Summary of Replication Attempt

In this study, I sought to replicate the behavioural outcome in Daw et al. (2011). Specifically, we hypothesized significant interaction between reward and transition type in the logistic regression model (H1).

There is no significant interaction between reward and transition type. H1 was rejected.

In addition, we hypothesized that there is a positive main effect of reward (H2), but no significant main effect of transition type (H3) in the logistic regression model.

There is a significant and positive main effect of reward, but no significant main of transition type. H2 and H3 were accepted.

Finally, we conducted RL model and extracted a ‘weight’ parameter for model-based strategy. This parameter (median = 0.29) is between 0 and 0.5, suggesting a smaller contribution of model-based than model-free strategy.

Commentary

A shift towards model-free strategy in web-based study

Online studies may involve lower attention, lower motivation, lower cognitive effort than in-person studies, all of which may shift the strategy towards more model-free.

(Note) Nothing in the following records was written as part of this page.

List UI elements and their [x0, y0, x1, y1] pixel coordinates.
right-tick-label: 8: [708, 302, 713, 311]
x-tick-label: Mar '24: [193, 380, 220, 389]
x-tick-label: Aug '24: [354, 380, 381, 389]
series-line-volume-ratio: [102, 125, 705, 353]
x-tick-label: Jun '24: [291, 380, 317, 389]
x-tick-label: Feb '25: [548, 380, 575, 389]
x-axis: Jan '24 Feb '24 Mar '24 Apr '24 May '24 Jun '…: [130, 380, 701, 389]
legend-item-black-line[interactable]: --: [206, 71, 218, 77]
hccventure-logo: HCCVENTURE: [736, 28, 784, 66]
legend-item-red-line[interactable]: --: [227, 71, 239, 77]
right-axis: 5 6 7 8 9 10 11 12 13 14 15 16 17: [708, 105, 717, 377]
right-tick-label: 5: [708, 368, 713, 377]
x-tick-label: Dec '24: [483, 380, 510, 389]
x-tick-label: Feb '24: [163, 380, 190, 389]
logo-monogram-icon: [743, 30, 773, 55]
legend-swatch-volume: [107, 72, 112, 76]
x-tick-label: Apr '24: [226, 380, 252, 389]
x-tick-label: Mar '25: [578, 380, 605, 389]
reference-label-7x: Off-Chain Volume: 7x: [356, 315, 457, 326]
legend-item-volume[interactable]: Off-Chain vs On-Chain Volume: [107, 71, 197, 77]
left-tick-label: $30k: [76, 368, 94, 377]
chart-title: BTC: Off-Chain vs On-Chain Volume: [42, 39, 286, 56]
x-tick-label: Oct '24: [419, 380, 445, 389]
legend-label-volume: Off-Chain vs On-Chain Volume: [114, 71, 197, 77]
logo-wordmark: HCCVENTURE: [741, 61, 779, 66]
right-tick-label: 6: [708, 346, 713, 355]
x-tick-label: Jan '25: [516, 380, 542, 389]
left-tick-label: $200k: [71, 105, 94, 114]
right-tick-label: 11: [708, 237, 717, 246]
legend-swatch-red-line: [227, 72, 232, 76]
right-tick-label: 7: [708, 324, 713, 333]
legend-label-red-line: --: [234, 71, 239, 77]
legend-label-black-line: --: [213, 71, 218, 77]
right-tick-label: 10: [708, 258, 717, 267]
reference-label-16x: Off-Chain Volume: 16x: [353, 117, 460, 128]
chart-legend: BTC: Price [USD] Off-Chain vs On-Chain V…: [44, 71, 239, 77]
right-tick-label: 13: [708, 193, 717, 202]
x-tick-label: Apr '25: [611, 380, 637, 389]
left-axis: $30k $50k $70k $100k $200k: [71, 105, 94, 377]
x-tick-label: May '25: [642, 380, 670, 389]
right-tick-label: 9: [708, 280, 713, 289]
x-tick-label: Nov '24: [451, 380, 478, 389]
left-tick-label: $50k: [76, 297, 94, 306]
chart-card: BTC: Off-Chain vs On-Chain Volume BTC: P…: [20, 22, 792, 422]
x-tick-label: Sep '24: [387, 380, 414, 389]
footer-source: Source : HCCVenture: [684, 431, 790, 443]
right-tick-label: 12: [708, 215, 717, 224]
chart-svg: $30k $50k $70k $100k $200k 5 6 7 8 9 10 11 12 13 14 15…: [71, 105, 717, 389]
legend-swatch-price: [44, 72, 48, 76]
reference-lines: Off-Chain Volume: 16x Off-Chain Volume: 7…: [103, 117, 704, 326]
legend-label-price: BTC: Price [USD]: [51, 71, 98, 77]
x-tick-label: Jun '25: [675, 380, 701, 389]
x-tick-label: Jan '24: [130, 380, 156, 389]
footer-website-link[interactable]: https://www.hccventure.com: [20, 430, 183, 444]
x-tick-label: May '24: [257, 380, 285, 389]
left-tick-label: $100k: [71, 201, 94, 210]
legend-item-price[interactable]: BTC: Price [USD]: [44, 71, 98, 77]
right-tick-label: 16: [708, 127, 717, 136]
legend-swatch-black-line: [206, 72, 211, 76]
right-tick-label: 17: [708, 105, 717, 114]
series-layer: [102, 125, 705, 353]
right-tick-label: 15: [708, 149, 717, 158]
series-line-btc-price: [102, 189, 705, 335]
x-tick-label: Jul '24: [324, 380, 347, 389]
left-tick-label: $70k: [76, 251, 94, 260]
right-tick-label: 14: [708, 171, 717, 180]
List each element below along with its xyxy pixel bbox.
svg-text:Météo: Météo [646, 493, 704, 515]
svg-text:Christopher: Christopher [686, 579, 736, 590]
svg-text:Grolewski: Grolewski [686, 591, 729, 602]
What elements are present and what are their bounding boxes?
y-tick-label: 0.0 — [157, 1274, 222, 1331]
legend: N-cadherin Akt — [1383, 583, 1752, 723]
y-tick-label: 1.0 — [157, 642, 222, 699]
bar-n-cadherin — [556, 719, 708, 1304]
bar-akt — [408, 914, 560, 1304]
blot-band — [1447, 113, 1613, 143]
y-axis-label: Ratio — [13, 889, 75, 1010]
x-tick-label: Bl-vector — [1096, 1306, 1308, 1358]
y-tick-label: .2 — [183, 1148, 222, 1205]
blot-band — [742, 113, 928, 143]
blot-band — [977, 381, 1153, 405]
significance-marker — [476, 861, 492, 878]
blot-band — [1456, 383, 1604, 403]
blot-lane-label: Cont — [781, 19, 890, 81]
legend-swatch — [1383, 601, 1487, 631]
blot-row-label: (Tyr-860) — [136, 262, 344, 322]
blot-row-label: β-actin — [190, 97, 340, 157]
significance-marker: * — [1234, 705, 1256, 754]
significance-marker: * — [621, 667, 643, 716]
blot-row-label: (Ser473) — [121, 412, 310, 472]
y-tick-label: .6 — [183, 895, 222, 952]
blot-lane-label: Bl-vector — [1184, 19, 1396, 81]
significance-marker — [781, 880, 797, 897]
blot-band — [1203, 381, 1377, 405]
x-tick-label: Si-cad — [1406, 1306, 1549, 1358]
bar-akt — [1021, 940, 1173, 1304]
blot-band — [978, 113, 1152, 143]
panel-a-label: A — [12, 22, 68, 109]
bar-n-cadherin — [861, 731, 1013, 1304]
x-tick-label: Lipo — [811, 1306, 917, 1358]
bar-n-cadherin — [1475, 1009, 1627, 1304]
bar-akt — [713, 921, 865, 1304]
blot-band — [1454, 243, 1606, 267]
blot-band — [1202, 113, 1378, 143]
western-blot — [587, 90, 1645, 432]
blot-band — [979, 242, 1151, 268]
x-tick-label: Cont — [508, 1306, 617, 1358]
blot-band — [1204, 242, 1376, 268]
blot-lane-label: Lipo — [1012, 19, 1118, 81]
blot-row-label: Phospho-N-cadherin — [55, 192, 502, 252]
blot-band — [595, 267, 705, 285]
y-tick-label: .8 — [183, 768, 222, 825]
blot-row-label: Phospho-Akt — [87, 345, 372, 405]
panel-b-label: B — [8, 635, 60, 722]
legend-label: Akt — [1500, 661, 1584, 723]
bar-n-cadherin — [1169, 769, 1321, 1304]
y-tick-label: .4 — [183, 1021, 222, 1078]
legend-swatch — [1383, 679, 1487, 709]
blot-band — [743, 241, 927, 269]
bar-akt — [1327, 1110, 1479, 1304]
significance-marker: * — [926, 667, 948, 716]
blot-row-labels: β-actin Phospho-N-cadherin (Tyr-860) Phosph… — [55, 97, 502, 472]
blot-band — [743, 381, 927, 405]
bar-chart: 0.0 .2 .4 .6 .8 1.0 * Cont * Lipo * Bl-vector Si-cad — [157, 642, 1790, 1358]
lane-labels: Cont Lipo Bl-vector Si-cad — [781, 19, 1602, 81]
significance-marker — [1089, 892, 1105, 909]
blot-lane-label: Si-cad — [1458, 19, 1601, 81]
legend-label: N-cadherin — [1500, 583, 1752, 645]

Truncated trial number compromises the detection of individual-level effect.

Model-based strategy may require expertise and hence more practice. The original study used 200 trials (+50 practice trials), while this replication only used 100 trials (+10 practice trials). This may have compromised the model-based strategy.

“What a difference a coin make”

The low motivation in online studies was exacerbated by the fact that the present study only reward $0.01 for each coin earned in the task, making the difference between using different strategies negligible. Under low incentive, participants will incline towards the less cognitively expensive strategy. This phenomenon was also reported by a previous rodent study (Song et al., 2022, PLOS computational biology).